Guardiola ha detto che la Coppa del Mondo per club non è stata solo una distrazione ma ha anche aiutato a rifocalizzare le menti dei giocatori.

“Ricordo che sull’aereo di ritorno dall’Arabia Saudita ho sentito i giocatori quando non sapevano che li stavo ascoltando e hanno iniziato a parlare dell’Everton”, ha aggiunto.

“Ho detto ‘wow, questa è la mia squadra’. Ho la sensazione che vogliano ancora provarci.

“Abbiamo giocato tante partite in questa stagione e la gente dice che non siamo gli stessi. Abbiamo perso una delle ultime 13 (esclusa la Coppa del Mondo per Club).

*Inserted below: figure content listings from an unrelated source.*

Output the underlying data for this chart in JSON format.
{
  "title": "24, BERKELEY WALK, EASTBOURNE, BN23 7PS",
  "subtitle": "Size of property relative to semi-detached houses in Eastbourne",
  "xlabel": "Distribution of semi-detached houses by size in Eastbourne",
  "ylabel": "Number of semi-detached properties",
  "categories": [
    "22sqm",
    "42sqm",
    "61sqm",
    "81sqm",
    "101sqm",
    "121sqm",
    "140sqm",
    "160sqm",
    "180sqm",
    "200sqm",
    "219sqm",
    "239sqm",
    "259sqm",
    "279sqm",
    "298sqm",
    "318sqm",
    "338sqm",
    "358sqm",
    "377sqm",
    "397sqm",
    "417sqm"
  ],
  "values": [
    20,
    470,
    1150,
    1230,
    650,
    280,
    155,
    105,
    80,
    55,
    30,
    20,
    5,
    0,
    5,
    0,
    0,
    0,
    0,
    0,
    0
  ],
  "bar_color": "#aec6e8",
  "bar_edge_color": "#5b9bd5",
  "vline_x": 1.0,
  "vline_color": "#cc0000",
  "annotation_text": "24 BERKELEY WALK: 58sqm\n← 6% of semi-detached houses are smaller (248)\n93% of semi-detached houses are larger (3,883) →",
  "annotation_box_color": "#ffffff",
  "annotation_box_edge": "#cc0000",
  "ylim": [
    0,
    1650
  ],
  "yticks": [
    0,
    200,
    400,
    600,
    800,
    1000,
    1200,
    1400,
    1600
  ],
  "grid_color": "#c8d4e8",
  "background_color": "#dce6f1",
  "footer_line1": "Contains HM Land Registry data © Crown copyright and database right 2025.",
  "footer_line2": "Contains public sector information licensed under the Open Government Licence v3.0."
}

Non parliamo abbastanza di quanto siamo bravi”.

L’unico inconveniente della partita è stato un problema alla caviglia per John Stones, che ha lasciato lo stadio indossando una scarpa protettiva, alla sua quinta presenza in Premier League di una stagione già pesantemente colpita da un infortunio.

“Spero che il danno non sia eccessivo e che possa tornare presto”, ha detto l’allenatore del City, che si aspetta presto anche Erling Haaland e il centrocampista Kevin De Bruyne.

Haaland ha saltato sei partite per un problema al piede, mentre De Bruyne non gioca da agosto per un infortunio al tendine del ginocchio.

“Lui (Haaland) si sta allenando da solo e sta migliorando, la questione è quando il dolore se ne andrà”, ha detto.

“Non è un ragazzo magro come Phil Foden, è enorme e alto quindi a volte è più difficile.

“Kevin è vicino, ma ieri era stanco e dobbiamo stare attenti. Se non gestisci bene i tempi, potresti farti male di nuovo.

“Mi piacerebbe che giocasse nella prossima partita o nell’Huddersfield (in FA Cup), ma l’importante è tenerlo in forma per molto tempo, non per una partita o per l’altra”.

L’allenatore dell’Everton Sean Dyche era frustrato dal rigore per fallo di mano contro Amadou Onana che ha permesso al City di passare in vantaggio con Alvarez, ma non lo ha usato come scusa.

“Non ne ho la più pallida idea. Nessuno fa. Questo è intenzionale? Ovviamente. Non so dove dovresti mettere le mani”, ha detto.

“I legislatori stanno creando tutte queste regole folli. Non so perché non lasciano il gioco in pace. Tutti i manager sono frustrati da questo. Forse gli arbitri lo sono. I giocatori lo sono sicuramente.

«Se lo ha fatto deliberatamente, deve trattarsi di qualche tutore. Le sue reazioni erano come quelle di un gatto. Non ho mai visto niente del genere.

“Ma sono pur sempre un top team. Sappiamo che creano occasioni e bisogna cercare di fermarle, cosa che non abbiamo fatto”.